Table 2 shows the final ACC for both GEM and iCARL in the dataset CIFAR100, as a function of their episodic memory size. As we can see from table 2, GEM outperform iCARL for a wide range of memory sizes.

Table 3 shows that the importance of memory as we do more than one pass through the data on the MNIST Rotation experiment. As we can see from table 3, GEM and EWC (memory-based) has a higher ACC as the number of passes through the data increases, and memory-less method causes higher negative BWT, which has lower accuracy. By comparing the first and last row of table 3, GEM matches the condition of “oracle performance upper-bound” ACC in iid learning, and minimizes negative BWT, which has higher ACC.

## Related Work

Continual learning is a method that keep the knowledge from the past task and apply them to acquire new skills through all the task. In this work, we use continuing learning to focus more on the realistic setting where examples are only seen once. We introduced the GEM, which outperforms every model in limiting forgetting.
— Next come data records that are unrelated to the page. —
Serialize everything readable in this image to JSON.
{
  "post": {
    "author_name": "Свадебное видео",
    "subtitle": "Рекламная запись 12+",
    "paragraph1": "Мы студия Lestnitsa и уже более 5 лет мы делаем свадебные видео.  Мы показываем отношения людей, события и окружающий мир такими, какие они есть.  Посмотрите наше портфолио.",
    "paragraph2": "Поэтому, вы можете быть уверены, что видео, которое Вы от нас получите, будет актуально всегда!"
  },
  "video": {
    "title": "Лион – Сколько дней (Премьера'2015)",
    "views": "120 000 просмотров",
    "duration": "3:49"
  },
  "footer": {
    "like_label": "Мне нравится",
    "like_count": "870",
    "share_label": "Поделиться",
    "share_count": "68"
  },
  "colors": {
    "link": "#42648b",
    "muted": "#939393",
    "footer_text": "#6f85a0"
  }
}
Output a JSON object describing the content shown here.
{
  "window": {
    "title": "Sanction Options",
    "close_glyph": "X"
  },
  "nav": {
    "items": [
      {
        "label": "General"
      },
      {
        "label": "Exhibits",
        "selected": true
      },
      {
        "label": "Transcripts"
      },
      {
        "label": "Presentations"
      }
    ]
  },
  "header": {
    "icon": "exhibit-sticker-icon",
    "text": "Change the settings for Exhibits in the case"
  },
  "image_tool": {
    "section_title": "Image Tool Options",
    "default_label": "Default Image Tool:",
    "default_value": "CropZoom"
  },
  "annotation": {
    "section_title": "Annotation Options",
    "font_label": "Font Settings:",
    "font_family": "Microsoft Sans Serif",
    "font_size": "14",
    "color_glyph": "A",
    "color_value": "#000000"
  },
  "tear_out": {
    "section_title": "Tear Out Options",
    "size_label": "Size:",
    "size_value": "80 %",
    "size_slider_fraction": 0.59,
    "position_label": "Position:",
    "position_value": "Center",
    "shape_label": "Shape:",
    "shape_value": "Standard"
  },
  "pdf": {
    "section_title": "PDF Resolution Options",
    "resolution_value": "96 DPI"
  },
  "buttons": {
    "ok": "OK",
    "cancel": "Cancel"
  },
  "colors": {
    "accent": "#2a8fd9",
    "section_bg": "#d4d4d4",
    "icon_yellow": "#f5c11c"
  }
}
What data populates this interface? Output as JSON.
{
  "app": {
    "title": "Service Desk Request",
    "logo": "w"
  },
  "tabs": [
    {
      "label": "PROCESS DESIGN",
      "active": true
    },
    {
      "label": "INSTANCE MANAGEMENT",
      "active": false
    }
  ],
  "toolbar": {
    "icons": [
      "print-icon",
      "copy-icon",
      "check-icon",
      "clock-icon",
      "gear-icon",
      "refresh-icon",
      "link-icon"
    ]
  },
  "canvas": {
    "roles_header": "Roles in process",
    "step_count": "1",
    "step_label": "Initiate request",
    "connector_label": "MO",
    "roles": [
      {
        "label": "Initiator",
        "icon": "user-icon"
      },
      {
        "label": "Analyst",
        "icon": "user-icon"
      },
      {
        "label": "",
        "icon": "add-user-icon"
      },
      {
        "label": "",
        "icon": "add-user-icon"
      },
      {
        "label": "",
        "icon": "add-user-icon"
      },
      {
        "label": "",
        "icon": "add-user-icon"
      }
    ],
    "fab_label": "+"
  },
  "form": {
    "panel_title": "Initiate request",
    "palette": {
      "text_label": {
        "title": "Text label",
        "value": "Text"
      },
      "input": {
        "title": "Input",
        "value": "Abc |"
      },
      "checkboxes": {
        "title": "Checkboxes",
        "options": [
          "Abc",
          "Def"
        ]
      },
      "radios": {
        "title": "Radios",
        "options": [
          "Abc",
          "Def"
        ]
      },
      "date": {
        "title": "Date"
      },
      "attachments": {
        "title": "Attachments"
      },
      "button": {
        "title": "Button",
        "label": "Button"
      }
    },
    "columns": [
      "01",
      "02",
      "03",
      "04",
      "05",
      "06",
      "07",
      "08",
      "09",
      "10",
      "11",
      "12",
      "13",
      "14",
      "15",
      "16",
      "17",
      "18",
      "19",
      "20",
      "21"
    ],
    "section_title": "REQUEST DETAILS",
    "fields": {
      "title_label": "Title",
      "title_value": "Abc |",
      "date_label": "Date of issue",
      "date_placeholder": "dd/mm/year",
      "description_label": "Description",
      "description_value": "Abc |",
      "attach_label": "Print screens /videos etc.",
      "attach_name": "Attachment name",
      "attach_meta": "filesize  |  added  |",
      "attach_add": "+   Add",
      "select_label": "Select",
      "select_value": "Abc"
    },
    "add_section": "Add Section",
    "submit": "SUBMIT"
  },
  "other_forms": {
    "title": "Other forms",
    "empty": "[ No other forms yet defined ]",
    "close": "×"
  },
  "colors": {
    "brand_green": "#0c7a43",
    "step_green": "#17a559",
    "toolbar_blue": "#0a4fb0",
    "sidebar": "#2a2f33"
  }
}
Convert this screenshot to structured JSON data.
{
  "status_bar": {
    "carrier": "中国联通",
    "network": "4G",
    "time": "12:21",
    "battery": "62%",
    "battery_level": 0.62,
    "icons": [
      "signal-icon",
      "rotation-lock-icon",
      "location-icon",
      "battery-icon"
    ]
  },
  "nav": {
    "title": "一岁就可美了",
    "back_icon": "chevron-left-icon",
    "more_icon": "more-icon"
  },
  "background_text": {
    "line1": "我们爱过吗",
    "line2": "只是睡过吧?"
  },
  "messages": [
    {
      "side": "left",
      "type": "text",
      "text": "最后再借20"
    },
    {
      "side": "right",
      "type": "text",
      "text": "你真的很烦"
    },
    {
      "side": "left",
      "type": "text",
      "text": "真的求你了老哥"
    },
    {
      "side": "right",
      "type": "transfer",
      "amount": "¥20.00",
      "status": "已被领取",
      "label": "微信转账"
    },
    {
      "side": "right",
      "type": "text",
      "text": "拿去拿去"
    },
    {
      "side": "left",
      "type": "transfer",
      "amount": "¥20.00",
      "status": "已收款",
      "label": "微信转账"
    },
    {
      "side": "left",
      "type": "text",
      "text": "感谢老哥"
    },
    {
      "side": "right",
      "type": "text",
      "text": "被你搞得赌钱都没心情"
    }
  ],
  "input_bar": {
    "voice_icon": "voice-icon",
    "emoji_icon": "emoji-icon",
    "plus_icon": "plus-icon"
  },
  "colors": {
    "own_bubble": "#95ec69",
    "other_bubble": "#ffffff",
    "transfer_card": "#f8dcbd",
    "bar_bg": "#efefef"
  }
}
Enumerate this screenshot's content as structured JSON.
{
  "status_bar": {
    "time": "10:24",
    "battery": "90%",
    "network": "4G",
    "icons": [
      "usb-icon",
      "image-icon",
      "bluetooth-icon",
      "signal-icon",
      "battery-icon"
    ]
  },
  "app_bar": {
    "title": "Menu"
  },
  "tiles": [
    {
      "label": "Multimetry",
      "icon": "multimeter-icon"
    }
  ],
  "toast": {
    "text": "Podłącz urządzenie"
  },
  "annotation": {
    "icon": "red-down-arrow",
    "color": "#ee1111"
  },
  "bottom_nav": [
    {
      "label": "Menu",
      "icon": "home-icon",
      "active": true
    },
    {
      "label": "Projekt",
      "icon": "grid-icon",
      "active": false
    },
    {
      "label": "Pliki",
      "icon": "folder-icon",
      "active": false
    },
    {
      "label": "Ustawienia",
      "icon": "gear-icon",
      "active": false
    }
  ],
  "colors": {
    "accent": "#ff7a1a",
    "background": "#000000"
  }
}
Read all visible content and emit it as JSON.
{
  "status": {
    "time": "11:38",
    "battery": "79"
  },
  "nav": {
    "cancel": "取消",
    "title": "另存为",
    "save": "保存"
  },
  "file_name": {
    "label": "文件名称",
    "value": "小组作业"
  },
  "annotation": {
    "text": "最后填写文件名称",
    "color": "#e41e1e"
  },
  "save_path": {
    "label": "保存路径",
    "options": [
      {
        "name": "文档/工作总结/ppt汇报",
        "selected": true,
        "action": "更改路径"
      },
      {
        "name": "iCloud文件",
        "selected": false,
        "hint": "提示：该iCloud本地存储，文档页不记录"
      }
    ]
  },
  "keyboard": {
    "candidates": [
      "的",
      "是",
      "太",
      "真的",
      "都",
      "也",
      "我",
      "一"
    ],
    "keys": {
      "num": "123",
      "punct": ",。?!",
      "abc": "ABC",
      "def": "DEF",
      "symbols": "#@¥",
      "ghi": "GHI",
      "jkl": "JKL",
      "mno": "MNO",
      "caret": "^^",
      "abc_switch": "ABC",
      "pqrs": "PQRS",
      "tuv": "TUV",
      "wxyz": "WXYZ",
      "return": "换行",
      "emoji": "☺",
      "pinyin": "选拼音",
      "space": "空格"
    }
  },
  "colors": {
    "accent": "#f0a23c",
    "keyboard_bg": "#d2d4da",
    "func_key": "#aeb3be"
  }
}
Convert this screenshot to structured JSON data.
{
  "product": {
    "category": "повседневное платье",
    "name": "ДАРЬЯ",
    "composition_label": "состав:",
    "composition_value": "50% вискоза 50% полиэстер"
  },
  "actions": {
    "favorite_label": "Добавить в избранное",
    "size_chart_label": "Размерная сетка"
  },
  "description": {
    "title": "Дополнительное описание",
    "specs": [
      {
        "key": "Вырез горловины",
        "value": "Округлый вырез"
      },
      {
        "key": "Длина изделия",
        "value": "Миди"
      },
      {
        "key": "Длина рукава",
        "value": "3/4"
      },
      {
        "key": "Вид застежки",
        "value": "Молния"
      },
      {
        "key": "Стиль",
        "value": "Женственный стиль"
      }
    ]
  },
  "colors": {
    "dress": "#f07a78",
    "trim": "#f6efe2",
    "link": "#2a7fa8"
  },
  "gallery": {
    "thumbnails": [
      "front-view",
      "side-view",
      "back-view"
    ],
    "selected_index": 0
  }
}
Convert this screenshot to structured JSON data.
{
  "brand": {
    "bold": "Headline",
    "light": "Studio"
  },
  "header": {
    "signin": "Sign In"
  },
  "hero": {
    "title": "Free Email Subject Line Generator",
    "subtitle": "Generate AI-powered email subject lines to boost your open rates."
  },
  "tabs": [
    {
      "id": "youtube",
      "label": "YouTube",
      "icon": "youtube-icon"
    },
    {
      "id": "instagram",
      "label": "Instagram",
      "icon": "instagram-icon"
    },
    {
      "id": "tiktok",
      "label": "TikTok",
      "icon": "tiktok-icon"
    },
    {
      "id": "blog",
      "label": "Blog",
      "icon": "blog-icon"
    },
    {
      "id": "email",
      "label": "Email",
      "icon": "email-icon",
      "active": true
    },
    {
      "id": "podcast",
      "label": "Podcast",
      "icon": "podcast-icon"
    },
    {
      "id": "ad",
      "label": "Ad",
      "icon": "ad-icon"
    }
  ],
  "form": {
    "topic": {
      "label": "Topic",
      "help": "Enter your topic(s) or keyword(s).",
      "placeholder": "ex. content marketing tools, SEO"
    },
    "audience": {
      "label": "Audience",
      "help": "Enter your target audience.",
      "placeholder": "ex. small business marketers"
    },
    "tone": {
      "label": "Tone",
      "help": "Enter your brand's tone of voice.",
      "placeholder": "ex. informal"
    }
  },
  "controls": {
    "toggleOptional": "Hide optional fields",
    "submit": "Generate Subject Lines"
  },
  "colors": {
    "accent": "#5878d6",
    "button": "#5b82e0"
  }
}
There are some ways to avoid catastrophic forgetting in which one of those ways is to freeze the early layer in the neural network and duplicate the later layers on new tasks. However, it is hard to use these methods and there are too many modules and tasks. We want to use a single model and modify the learning objective to avoid catastrophic forgetting. There is some other method that use synaptic memory, which minimized the important parameters for the previous task and there is another method which use episodic memory stored and replayed the examples from previous tasks to prevent forgetting and allow positive backward transfer.

## Conclusion

The scenario of continuing learning is being formalized. Firstly, the training and evaluation protocol are being defined to assess the quality of models in term of their accuracy, and the ability to transfer knowledge with BWT and FWT. Secondly, GEM is introduced as a model which leverage the episodic memory to get a positive BWT and avoid forgetting efficiently. We demonstrate the effectiveness of GEM by comparing GEM to other model such as EWC, multimodal, etc.

However, there is some improvement has to be done to GEM. Firstly, GEM might obtain positive FWT because it do not leverage structured task descriptor. Secondly, there are too many complicated structures in advance memory management which we did not investigate. Thirdly, the iteration of GEM increase the computational time.

## Reference

• [1] David Lopez-Paz and Marc'Aurelio Ranzato. Gradient Episodic Memory for Continual Learning.